Dalam bisnis, Anda bisa melihatnya di tingkat konversi. Saluran pemasaran mungkin memiliki tingkat konversi keseluruhan lebih rendah tapi mengungguli di setiap segmen pelanggan. Perbedaan muncul karena saluran itu membawa lebih banyak pelanggan dari segmen yang sulit dikonversi. Membuat keputusan berdasarkan angka agregat bisa membuat Anda memotong saluran berkinerja terbaik.

Rata-rata pukulan dalam bisbol juga secara terkenal mendemonstrasikan paradoks. Seorang pemain bisa memiliki rata-rata pukulan lebih tinggi daripada pemain lain di setiap tahun individual tapi rata-rata lebih rendah ketika tahun-tahun digabungkan, karena jumlah giliran memukul di setiap tahun berbeda secara dramatis.

Cara menghindari tertipu

Pertahanan kunci terhadap Paradoks Simpson adalah selalu mempertimbangkan apakah ada subkelompok yang mungkin menceritakan kisah berbeda. Ketika melihat data agregat, tanyakan: adakah kategori bermakna dalam data ini? Bisakah campuran kategori itu berbeda antara kelompok yang dibandingkan?

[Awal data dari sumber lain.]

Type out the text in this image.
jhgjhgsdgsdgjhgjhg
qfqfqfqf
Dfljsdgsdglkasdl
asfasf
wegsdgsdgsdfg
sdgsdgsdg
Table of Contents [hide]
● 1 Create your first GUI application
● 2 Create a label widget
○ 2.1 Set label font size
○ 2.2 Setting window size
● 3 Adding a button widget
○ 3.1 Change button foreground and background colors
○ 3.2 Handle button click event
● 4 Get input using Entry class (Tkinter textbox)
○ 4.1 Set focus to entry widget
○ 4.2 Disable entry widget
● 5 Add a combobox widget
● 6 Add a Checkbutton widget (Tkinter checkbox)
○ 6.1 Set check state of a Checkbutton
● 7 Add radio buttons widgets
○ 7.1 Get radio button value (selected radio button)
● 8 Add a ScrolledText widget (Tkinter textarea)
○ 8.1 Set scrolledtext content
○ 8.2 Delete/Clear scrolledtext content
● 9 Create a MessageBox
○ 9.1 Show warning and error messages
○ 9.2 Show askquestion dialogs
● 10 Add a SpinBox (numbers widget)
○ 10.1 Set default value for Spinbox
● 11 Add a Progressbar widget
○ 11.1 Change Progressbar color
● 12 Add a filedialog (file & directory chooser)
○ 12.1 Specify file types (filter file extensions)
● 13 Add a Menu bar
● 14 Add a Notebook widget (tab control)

Ini tidak berarti Anda harus selalu memilih hasil subkelompok. Kadang pandangan agregat yang benar. Pendekatan yang tepat tergantung pada pertanyaan spesifik Anda dan apa yang menyebabkan perbedaan. Jika variabel tersembunyi adalah perancu yang perlu dikontrol, analisis subkelompok lebih terpercaya. Jika variabel tersembunyi mencerminkan aspek asli dari perbandingan, agregat mungkin tepat.

Bila memungkinkan, lihat data dari kedua cara. Jika analisis agregat dan subkelompok setuju, Anda bisa lebih yakin. Jika tidak setuju, gali lebih dalam sebelum menarik kesimpulan. Paradoks ini adalah pengingat yang kuat bahwa ringkasan data bisa menyembunyikan sama banyaknya dengan yang diungkapkan.

Poin penting

Paradoks Simpson terjadi ketika tren yang berlaku di setiap subkelompok berbalik ketika kelompok-kelompok digabungkan. Ini terjadi karena variabel tersembunyi mengubah komposisi data antar kelompok. Penangkalnya adalah melihat data di beberapa tingkat dan selalu bertanya apakah subkelompok tersembunyi bisa mendorong pola keseluruhan. Data agregat bisa menceritakan kisah yang sama sekali berbeda dari pandangan terperinci.